Congratulations, John. Were you wearing something special when awarded this
bursary? hehe
I like this version the best, too, although I keep wanting to reverse the
phrases in the second line.
T
> Thanks all for the feedback on this. It's proving to be a little bugger.
It
> may well be that my original 'sketch' was the best solution - it's the
> simplest (I hear you Frank!):
>
> crunching up and down
> the October wind louder than my feet
>
>
> Oh, and speaking of being a Smartyboots - I've just won an Arts Board
> bursary to write a treastise on the prosody of these little poems. I mean,
> nothing personal Helen, but some people write a poem every now and then,
> and others invent entire genres (Eee, and to thing we used to share the
> same words!).
>
> Well done H. What's the poem?
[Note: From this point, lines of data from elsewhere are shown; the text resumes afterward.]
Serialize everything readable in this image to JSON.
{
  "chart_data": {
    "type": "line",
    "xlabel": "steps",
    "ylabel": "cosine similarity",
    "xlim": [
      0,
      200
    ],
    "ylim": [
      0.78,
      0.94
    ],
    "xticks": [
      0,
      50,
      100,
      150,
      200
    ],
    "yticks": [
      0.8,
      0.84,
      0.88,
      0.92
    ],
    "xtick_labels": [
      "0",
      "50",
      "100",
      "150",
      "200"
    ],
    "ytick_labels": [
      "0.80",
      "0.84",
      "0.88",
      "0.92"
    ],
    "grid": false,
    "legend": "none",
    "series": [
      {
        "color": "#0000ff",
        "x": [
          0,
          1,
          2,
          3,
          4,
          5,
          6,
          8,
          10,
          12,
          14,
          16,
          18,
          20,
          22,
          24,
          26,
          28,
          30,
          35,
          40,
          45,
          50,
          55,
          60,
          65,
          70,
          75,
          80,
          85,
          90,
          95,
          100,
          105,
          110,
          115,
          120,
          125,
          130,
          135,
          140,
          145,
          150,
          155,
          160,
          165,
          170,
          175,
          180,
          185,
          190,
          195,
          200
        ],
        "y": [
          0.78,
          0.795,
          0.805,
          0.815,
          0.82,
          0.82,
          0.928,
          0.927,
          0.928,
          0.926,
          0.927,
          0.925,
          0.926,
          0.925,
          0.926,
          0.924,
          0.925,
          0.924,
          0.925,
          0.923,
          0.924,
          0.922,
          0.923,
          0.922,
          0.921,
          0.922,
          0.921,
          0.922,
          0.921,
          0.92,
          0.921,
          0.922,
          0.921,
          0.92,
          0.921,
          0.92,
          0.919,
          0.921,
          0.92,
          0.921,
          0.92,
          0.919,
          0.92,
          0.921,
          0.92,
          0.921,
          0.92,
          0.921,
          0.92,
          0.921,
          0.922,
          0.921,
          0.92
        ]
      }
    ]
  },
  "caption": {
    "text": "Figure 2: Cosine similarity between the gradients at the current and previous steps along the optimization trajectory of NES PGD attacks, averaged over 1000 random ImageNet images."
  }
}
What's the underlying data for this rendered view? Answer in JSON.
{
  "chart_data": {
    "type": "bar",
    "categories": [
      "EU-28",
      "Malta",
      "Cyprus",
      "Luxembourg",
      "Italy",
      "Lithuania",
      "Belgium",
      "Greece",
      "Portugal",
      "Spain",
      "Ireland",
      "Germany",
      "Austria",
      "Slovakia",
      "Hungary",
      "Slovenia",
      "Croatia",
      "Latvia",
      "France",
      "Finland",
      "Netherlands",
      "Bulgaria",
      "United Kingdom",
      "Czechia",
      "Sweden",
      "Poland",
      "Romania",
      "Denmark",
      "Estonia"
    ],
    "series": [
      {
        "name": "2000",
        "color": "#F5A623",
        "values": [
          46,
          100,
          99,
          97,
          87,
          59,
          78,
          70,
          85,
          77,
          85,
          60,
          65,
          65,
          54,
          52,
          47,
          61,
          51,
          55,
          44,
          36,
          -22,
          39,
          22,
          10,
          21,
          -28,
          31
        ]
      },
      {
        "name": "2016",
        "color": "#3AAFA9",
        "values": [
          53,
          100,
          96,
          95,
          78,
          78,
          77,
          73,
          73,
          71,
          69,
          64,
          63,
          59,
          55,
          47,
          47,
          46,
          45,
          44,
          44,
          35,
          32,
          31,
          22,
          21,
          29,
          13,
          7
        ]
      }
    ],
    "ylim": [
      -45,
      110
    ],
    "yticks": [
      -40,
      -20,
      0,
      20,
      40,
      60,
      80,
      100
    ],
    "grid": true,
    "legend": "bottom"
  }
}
John
>
>
>
>
> ----- Original Message -----
> From: "Marilyn Injeyan" <[log in to unmask]>
> To: <[log in to unmask]>
> Sent: 18 October 2001 22:09
> Subject: Re: crunching
>
>
> In a message dated 10/18/01 11:27:26 AM Pacific Daylight Time,
> [log in to unmask] writes:
>
>
> >
> > crunching up and down
> > the autumn leaves fall louder than my feet
> >
>
> This is nice but I like the other version better.